A popular street food in Sri Lanka Kottu Roti is a hearty meal made with flaked roti to which a choice of ingredients are added; here is the basics of preparing a Sri Lanka style chicken kottu roti.
1. Ingredients for Chicken Curry
- Six skinless chicken thighs
- 2 teaspoons soy sauce
- 2 teaspoons Worcestershire sauce
- ½ teaspoon salt
- 3 tablespoons Sri Lankan curry powder – roasted
- 3 ½ tablespoons Sri Lankan chilli powder
- 3 tablespoons vegetable oil
- 1 tablespoon minced ginger
- 4 cloves sliced garlic
- 1 tablespoon pandan leaves – minced
- 4 curry leaves
- 2 pods cardamoms
- 1 stick of cinnamon
- 1 small green chilli sliced – look for a spicy version
- 5 ounces of diced tomatoes
- 1 cup coconut milk
- A tablespoon of cider vinegar.
2. The Roti
- Half cup vegetable oil
- 2 eggs beaten
- 2 teaspoons minced ginger
- 1 tablespoon minced pandan leaves
- 10 curry leaves
- 5 scallions cut
- 1 cup julienned carrots
- 1 medium red onion diced
- 1 teaspoon soy sauce, salt
- Sri Lankan godamba roti cut into strips or a flaky flat bread
- ¾ cups of the chicken curry.
Preparing the Curry –
3. Step 1
Combine chicken, soy sauce, Worcestershire sauce, salt, curry powder and chilli powder in a bowl. Marinade the chicken and leave overnight or for 30 minutes.
4. Step 2
Heat oil in a large pan and add the ginger on a medium heat. Stir fry for 20 seconds and add half the curry leaves, pandan leaves, cinnamon and cardamom. Cook this until the garlic is a golden brown. Next add the onions and chilli with a pinch of salt. Stir for 3 minutes until onions are soft and translucent.

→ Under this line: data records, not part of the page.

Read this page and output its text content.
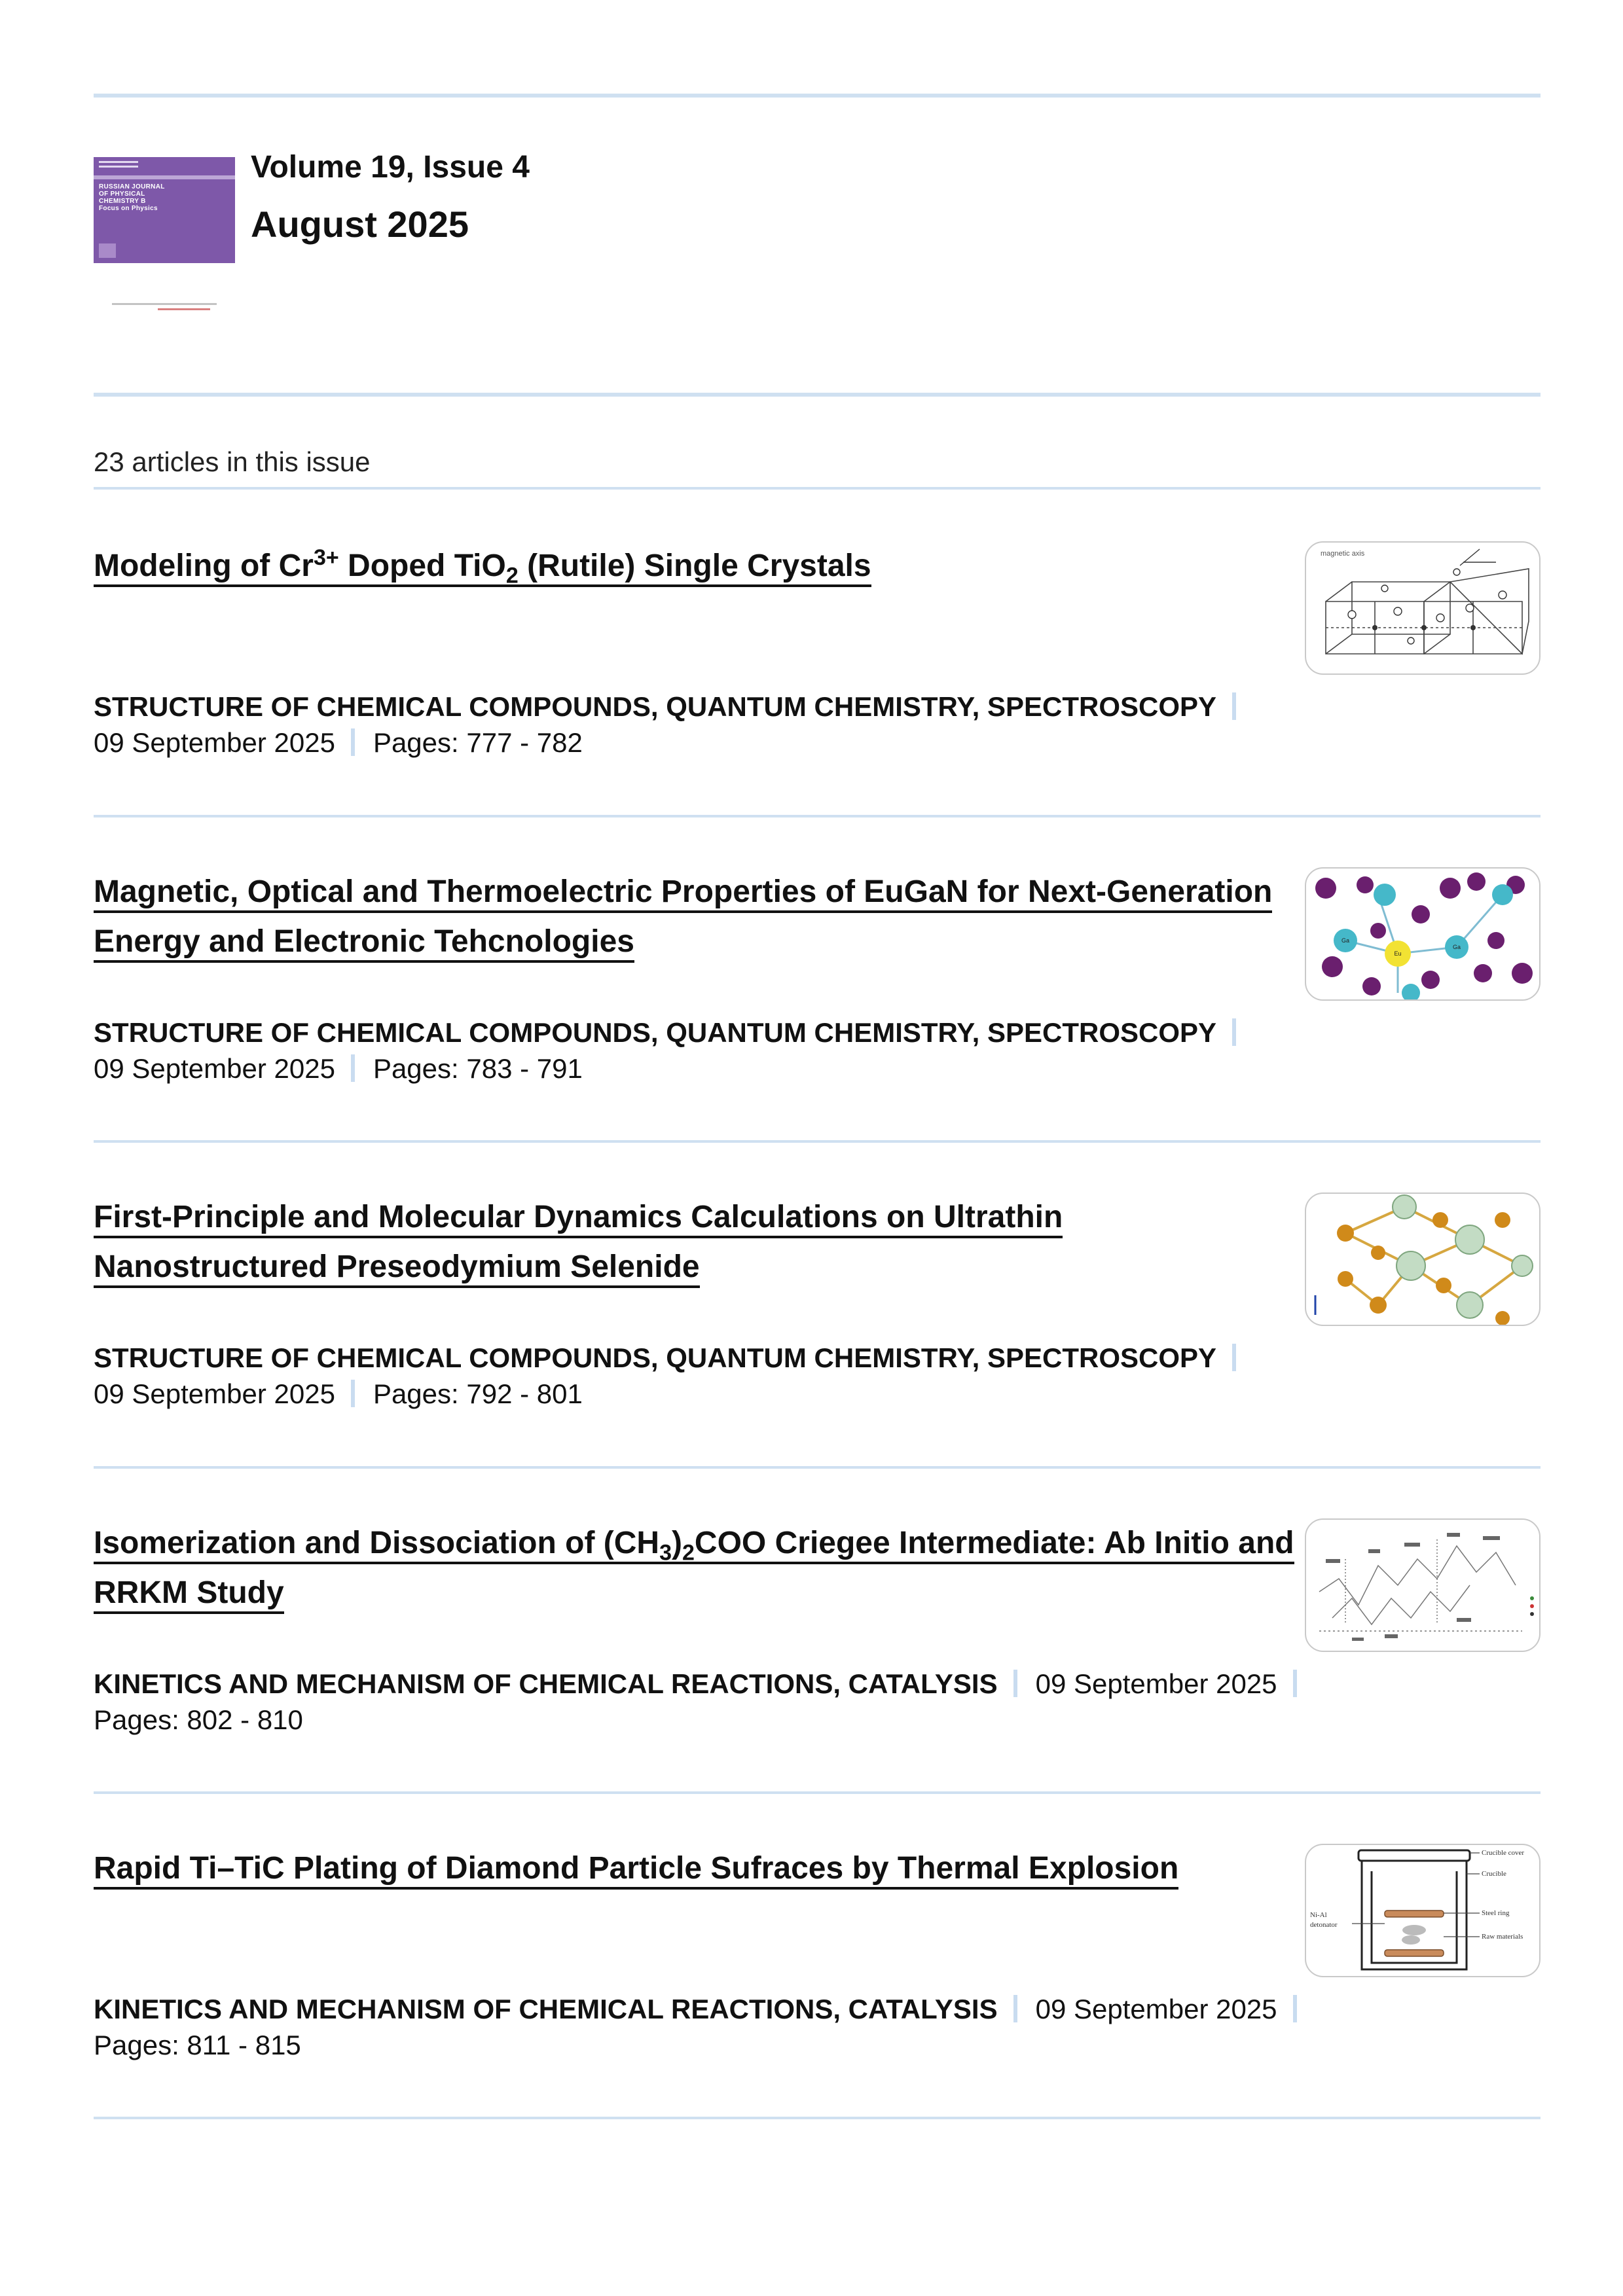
RUSSIAN JOURNAL
OF PHYSICAL
CHEMISTRY B
Focus on Physics
Volume 19, Issue 4
August 2025
23 articles in this issue
Modeling of $Cr^{3+}$ Doped TiO$_2$ (Rutile) Single Crystals
STRUCTURE OF CHEMICAL COMPOUNDS, QUANTUM CHEMISTRY, SPECTROSCOPY
09 September 2025 Pages: 777 - 782
magnetic axis
Magnetic, Optical and Thermoelectric Properties of EuGaN for Next-Generation Energy and Electronic Tehcnologies
STRUCTURE OF CHEMICAL COMPOUNDS, QUANTUM CHEMISTRY, SPECTROSCOPY
09 September 2025 Pages: 783 - 791
Ga
Eu
Ga
First-Principle and Molecular Dynamics Calculations on Ultrathin Nanostructured Preseodymium Selenide
STRUCTURE OF CHEMICAL COMPOUNDS, QUANTUM CHEMISTRY, SPECTROSCOPY
09 September 2025 Pages: 792 - 801
Isomerization and Dissociation of $(CH_3)_2COO$ Criegee Intermediate: Ab Initio and RRKM Study
KINETICS AND MECHANISM OF CHEMICAL REACTIONS, CATALYSIS 09 September 2025
Pages: 802 - 810
Rapid Ti–TiC Plating of Diamond Particle Sufraces by Thermal Explosion
KINETICS AND MECHANISM OF CHEMICAL REACTIONS, CATALYSIS 09 September 2025
Pages: 811 - 815
Crucible cover
Crucible
Steel ring
Raw materials
Ni-Al
detonator
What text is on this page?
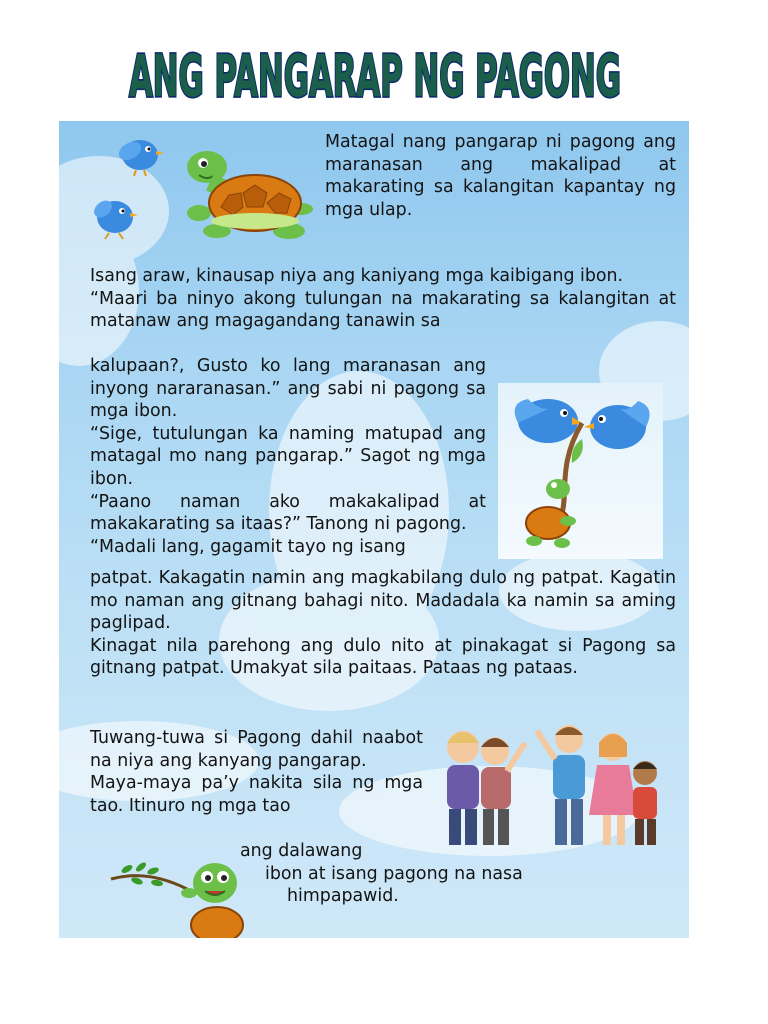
ANG PANGARAP NG PAGONG

Matagal nang pangarap ni pagong ang maranasan ang makalipad at makarating sa kalangitan kapantay ng mga ulap.

Isang araw, kinausap niya ang kaniyang mga kaibigang ibon.

“Maari ba ninyo akong tulungan na makarating sa kalangitan at matanaw ang magagandang tanawin sa

kalupaan?, Gusto ko lang maranasan ang inyong nararanasan.” ang sabi ni pagong sa mga ibon.

“Sige, tutulungan ka naming matupad ang matagal mo nang pangarap.” Sagot ng mga ibon.

“Paano naman ako makakalipad at makakarating sa itaas?” Tanong ni pagong.

“Madali lang, gagamit tayo ng isang

patpat. Kakagatin namin ang magkabilang dulo ng patpat. Kagatin mo naman ang gitnang bahagi nito. Madadala ka namin sa aming paglipad.

Kinagat nila parehong ang dulo nito at pinakagat si Pagong sa gitnang patpat. Umakyat sila paitaas. Pataas ng pataas.

Tuwang-tuwa si Pagong dahil naabot na niya ang kanyang pangarap.

Maya-maya pa’y nakita sila ng mga tao. Itinuro ng mga tao

ang dalawang

ibon at isang pagong na nasa

himpapawid.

After 3 minutes add the remaining curry leaves and chilli powder; cook this until dark in colour and fragrant. Then stir in the tomato.
5. Step 3
To this mix add chicken, coconut milk and a cup of water or enough to cover the chicken. Bring to the boil and add vinegar and salt for taste. Simmer this with the pan partially covered for 30 minutes or until chicken is just cooked through; set aside.
Preparing the Kottu –
6. Step 1
Heat a large wok or cast-iron pan on a high heat with 2 tablespoons of oil. Once the oil starts to smoke add the eggs and scramble. Take out from pan and wipe it clean.
7. Step 2
On medium heat add to pan 3 tablespoons of oil and ginger; next add pandan and curry leaves and cook 20 seconds. Add scallions and carrots stir fry I minute and add onions. Stir 3 minutes add soy sauce and salt. Transfer to bowl.
8. Step 3
Return pan to medium heat with balance oil. When oil is shimmering add roti. Once dry add chicken, vegetables and egg. Add curry and stir.
Commonly available at Kalutara restaurants this dish is packed with flavour while the South coast of Sri Lanka home to Anantara Kalutara Resort and others is famous for delicious deviations of the kottu roti.